Apa dampaknya? Well, dampaknya adalah kekepoan gw yang bertambah. Kan banyak tuh yang berpakaian random (maybe kalau di Serang bakal dikomen kalo begitu) jadi ya gw "staring profusely at them" which they may think I'm a weirdo but no it's just that gw primitif.

Karena halte Harmoni (centralnya busway) itu tutup, gw jadi harus transit sampai 3x pindah-pindah bis. Untungnya karena banyak yang mudik jadi jalanan nggak terlalu macet.

Lebaran tahun ini tidak begitu meriah, karena ya tidak keliling2. Why?
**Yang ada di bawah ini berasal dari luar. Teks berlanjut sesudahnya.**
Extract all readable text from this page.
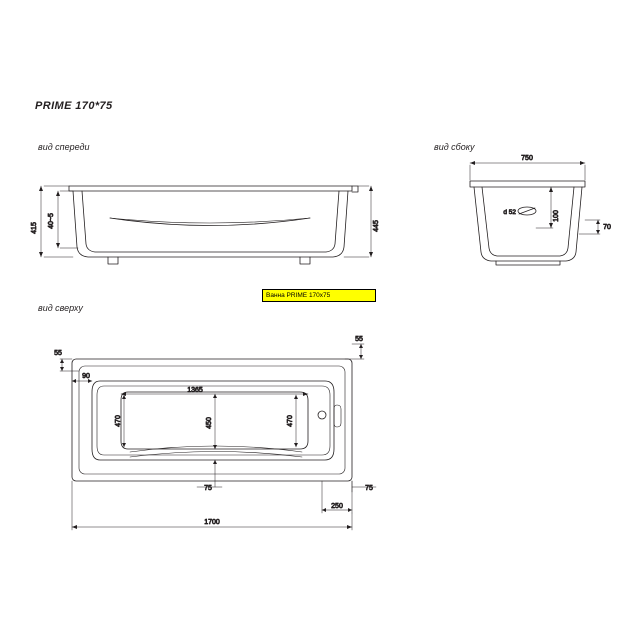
PRIME 170*75
вид спереди	вид сбоку
вид сверху
Ванна PRIME 170x75
415 40~5	445
750
d 52	100
70
55
55
90
1365
470	450	470
75	75
250
1700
Well because my grandma neighbours had actually either died or move out. Jadilah area itu menjadi area anak kos-kosan atau homestay. No more kampung area, it's just a sleeping area now.
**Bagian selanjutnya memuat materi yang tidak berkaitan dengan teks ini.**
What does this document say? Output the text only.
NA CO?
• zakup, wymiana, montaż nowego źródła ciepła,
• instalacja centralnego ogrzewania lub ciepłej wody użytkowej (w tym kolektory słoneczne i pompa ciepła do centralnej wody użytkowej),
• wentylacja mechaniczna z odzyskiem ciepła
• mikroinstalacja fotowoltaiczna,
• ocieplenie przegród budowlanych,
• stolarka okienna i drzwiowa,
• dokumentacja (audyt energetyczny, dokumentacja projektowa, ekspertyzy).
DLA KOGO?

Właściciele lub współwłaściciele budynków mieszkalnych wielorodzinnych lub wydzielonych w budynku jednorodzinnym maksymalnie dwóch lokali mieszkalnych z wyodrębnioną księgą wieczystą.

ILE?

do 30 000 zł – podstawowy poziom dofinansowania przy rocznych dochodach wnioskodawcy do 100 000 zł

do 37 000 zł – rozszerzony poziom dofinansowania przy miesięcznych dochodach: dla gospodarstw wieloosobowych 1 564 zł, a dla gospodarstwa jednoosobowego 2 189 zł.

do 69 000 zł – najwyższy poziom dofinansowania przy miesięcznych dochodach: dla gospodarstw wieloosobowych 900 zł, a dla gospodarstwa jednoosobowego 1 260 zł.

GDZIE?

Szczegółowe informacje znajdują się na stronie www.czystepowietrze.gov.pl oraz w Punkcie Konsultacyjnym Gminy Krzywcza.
Menyedihkan memang. Imagine you had a whole circle of good neighbour, then slowly they gone because of natural death or because they sold their houses. I heard that banyak yang sudah menawar rumah nenek gw dengan harga yang fantastis, tapi karena pengurusan sertifikat problematik (I think somehow governement detect my grandma house as "tanah kotapraja") urusan menjadi seret.

Tapi, hey, at least gw jadi bisa merasakan hidup di lifestyle lavish selama mudik. Jalan keluar sedikit kamu akan bisa menemukan keberadaan tukang es yang begitu banyak, dengan booth/stand nya yang modern. Also, jangan tanya lagi soal keberadaan Mixue or Chatime; they are everywhere!

Sangat memancing diri untuk konsumtif. Btw, walau hanya bertahan di sana selama 3 hari sebelum akhirnya pulang, gw udah bisa tau pola kehidupan orang sana (worker class).

Pergi sekitar jam 5-6 ke kantor naik Grab. I don't know where they ate their breakfast, but somehow they make it to their office in the right time. Pas sekitar lunch time, mereka pergi bersama dengan serkelnya ke cafe2 ditengah kota sambil makan toast. Barulah, ketika hari sudah sangat sore (bahkan kadang melewati maghrib), mereka otw pulang dan bermacet-macetan di area SCBD.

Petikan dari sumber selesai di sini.